Abstract
Moumita Karmakar1, Pei-Chun Lai1, Samiran Sinha1, Shannon Glaser2 and Sanjukta Chakraborty2
1 Department of Statistics, Texas A&M University, College Station, TX 77843, USA
2 Department of Medical Physiology, Texas A&M Health Science Center, College of Medicine, Medical Research and Education Building, Bryan, TX 77807, USA
Correspondence to:
Sanjukta Chakraborty, | email: | schakraborty@tamu.edu |
Keywords: miRNA; supervised clustering; random forest; TCGA; head neck cancer
Received: January 11, 2021 Accepted: June 22, 2021 Published: July 20, 2021
ABSTRACT
Lymphovascular invasion (LVI) is an important prognostic indicator of lymph node metastasis and disease aggressiveness but clear molecular mechanisms mediating this in head and neck cancers (HNSC) remain undefined. To identify important microRNAs (miRNAs) in HNSC that associate with and are also predictive of increased risk of LVI, we used a combination of clustering algorithms, multiple regression analyses and machine learning approaches and analyzed miRNA expression profiles in the TCGA HNSC database. As the first step, we identified miRNAs with increased association with LVI as a binary variable.

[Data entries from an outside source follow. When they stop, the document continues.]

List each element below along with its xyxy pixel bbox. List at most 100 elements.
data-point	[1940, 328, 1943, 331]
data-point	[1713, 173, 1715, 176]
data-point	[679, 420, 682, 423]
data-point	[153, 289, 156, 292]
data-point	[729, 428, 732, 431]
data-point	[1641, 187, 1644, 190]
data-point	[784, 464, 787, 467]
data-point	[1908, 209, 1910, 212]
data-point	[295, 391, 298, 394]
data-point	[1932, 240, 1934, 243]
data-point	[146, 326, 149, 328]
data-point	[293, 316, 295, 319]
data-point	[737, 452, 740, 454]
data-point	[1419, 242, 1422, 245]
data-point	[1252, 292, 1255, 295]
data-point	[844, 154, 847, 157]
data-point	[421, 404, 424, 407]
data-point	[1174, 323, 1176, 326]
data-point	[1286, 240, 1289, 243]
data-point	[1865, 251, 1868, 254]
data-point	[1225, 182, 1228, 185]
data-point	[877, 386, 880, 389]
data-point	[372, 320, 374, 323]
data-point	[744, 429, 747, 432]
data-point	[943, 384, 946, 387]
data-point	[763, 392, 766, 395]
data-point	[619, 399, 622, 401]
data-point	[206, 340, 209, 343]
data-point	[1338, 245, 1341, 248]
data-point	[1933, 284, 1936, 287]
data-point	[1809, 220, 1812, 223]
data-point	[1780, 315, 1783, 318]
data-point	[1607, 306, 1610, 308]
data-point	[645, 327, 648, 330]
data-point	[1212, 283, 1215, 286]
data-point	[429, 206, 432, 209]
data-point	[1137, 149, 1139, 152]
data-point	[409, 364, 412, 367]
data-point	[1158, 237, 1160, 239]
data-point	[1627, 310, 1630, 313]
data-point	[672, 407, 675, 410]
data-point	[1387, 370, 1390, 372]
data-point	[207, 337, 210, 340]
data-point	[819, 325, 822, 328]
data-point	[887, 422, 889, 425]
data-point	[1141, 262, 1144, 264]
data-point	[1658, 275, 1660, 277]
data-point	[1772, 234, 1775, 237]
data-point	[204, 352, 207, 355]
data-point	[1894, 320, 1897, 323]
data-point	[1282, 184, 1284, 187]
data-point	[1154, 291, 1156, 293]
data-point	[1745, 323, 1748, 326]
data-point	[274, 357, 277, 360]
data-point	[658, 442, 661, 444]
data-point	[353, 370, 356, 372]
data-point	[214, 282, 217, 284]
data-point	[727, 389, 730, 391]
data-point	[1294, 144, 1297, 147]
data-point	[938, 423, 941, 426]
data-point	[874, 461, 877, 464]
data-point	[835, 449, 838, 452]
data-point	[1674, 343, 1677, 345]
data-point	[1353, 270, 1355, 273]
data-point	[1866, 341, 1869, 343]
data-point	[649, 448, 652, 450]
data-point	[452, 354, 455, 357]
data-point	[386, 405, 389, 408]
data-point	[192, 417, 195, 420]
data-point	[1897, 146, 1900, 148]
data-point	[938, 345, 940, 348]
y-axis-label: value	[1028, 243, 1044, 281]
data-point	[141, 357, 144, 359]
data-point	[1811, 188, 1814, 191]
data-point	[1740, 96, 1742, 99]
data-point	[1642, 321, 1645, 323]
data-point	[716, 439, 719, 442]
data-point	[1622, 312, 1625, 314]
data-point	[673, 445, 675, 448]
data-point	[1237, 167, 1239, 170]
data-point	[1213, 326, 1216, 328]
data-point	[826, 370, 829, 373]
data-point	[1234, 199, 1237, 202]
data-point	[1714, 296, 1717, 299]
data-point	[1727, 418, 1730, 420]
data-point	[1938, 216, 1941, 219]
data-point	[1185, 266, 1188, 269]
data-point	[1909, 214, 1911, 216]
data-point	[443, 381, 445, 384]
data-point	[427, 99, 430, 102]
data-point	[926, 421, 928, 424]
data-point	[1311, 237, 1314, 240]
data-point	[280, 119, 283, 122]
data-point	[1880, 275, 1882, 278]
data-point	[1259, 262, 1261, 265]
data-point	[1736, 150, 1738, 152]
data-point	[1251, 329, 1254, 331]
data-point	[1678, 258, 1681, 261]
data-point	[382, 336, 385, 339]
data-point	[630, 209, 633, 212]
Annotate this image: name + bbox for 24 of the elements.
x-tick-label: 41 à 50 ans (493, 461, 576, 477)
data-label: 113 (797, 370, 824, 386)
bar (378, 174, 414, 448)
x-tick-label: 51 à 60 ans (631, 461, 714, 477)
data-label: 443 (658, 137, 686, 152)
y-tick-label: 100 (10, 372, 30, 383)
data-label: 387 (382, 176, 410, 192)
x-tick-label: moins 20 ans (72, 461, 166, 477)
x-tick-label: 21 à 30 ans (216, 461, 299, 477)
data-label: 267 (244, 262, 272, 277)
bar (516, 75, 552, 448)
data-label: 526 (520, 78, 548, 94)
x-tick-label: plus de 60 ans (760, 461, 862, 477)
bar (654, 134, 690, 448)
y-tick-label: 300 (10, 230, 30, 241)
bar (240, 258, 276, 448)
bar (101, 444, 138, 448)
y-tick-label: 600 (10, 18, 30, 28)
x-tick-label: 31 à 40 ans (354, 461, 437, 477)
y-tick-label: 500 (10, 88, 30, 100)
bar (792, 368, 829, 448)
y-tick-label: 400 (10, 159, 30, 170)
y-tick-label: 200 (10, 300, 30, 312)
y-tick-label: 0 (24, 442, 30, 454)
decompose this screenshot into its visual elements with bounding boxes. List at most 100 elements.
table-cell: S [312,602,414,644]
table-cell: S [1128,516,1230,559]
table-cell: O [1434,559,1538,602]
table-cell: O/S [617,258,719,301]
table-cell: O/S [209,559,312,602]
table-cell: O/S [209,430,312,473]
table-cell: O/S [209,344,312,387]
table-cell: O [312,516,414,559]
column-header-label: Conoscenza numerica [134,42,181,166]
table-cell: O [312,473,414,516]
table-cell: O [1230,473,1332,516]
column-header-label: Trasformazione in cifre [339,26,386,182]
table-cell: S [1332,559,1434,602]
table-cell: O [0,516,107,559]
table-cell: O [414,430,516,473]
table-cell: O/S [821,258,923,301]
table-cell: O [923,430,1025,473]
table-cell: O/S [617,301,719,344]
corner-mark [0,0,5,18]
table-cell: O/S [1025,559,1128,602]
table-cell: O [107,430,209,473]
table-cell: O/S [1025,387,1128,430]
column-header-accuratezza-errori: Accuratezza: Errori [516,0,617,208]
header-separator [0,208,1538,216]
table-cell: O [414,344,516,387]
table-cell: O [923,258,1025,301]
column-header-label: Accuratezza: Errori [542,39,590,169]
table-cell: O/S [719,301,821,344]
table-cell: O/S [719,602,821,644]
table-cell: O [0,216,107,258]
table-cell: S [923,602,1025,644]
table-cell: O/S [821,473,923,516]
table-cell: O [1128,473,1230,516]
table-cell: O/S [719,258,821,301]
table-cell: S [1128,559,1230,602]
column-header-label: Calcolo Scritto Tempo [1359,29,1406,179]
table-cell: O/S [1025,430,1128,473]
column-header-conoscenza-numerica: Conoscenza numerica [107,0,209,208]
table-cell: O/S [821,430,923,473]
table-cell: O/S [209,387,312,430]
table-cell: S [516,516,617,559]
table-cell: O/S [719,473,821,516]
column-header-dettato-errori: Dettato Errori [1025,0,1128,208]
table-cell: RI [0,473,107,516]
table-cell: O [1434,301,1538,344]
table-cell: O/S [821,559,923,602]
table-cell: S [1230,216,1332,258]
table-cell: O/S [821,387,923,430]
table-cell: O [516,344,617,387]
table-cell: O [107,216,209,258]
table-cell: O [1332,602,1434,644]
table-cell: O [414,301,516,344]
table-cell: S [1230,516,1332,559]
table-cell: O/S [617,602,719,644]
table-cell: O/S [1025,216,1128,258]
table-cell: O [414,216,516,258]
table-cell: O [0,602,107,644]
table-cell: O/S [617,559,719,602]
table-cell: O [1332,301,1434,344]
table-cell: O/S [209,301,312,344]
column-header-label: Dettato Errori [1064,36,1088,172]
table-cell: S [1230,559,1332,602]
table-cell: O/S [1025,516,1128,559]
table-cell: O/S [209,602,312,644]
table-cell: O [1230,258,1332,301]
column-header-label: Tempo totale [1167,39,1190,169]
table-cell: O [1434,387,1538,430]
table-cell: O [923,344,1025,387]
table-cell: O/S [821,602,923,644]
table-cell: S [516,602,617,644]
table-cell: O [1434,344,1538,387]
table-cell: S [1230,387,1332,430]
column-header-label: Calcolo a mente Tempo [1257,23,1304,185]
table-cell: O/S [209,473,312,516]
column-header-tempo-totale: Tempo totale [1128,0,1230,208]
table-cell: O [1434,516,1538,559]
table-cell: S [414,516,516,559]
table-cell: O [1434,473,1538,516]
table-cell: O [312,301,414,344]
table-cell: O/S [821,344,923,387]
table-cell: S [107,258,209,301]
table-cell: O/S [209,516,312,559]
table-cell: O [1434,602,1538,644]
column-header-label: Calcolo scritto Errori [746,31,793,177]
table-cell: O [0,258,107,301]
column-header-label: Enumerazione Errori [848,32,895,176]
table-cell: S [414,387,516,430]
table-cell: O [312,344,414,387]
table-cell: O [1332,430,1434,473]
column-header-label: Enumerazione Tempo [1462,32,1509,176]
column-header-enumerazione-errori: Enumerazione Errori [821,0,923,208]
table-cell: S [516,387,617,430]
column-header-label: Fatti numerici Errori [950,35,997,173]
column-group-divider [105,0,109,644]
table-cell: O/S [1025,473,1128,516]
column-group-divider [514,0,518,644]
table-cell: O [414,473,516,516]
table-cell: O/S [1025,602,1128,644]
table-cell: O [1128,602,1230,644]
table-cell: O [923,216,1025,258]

In order to determine whether the identified miRNAs would show functional clusters that are also indicative of increased risk for LVI, we carried out unsupervised as well as supervised clustering. Our results identified distinct clusters of miRNAs that are predictive of increased LVI. We further refined these findings using a Random forest approach, and miR-203a-3p, mir-10a-5p, and miR-194-5p to be most strongly associated with LVI. Pathway enrichment analysis showed these miRNAs targeted genes involved in Hippo signaling and fatty acid oxidation pathways that are mediators of lymph node metastasis. Specific association was also identified between the miRNAs associated with LVI and expression of several lymphangiogenic genes that could be critical for determination of therapeutic strategies.